Há uma década, o então diretor-executivo da Uber, Travis Kalanick, afirmou que via veículos autônomos como uma ameaça existencial ao modelo de negócios da empresa de transporte por aplicativo. "O que aconteceria se não fizéssemos parte desse futuro? Se não fizéssemos parte da autonomia? Então o futuro nos ultrapassaria", declarou Kalanick à época.

Nos anos seguintes, a Uber adotou uma estratégia que, em vez de construir e operar seus próprios carros autônomos, a coloca no caminho de se tornar o local onde passageiros podem se conectar a qualquer corrida, conduzida por humano ou robô. "Acreditamos que haverá muitos jogadores de veículos autônomos ao redor do mundo, e queremos ser a plataforma comercial de referência para todos eles", afirmou o atual diretor-executivo, Dara Khosrowshahi, a investidores em 2024. Desde então, a empresa assinou acordos com mais de 25 grandes participantes do mercado de robotáxis, com veículos sem motorista da Waymo, Nuro, Baidu e MOIA da Volkswagen disponíveis ou em breve disponíveis no aplicativo da Uber em várias cidades globais.

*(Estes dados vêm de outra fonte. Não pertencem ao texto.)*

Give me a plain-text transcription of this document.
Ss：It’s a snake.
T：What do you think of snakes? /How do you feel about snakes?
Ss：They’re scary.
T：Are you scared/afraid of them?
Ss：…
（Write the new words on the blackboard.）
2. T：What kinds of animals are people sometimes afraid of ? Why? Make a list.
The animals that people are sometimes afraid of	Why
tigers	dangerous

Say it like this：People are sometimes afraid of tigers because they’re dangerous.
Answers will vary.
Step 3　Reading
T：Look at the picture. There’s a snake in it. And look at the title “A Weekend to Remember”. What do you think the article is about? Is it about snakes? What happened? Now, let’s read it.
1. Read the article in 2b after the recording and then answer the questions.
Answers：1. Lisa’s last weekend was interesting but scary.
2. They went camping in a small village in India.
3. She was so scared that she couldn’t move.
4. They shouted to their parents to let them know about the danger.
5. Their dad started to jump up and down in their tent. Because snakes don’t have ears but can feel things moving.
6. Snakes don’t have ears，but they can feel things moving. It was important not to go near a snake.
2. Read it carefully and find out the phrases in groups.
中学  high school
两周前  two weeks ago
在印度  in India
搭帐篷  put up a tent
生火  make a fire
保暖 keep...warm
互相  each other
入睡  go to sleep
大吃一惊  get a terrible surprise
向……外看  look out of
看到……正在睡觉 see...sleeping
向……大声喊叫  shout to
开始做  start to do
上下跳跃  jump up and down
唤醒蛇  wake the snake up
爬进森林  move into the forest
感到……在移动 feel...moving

Segundo documentos analisados pela imprensa e outros obtidos por meio de solicitações de registros públicos, os lobistas da Uber estão pressionando para transformar essa estratégia em lei. Os representantes da empresa pediram aos legisladores que implementem veículos autônomos em chamadas "redes híbridas", onde motoristas humanos trabalham junto com robôs enquanto a nova tecnologia cresce.

Em Nova Jersey, um lobista representando a Uber foi além, circulando uma linguagem legislativa que exigiria, por um período de três anos, que qualquer plataforma oferecendo serviços de corridas sem motorista tenha motoristas humanos realizando 85% das corridas. A linguagem provavelmente impediria desenvolvedores de veículos autônomos, incluindo Waymo, Zoox e Tesla, de operar seus próprios aplicativos de corrida no estado, efetivamente forçando-os a usar outro aplicativo de corrida se quiserem entrar no mercado e limitando a competição para a Uber, a líder nacional do setor.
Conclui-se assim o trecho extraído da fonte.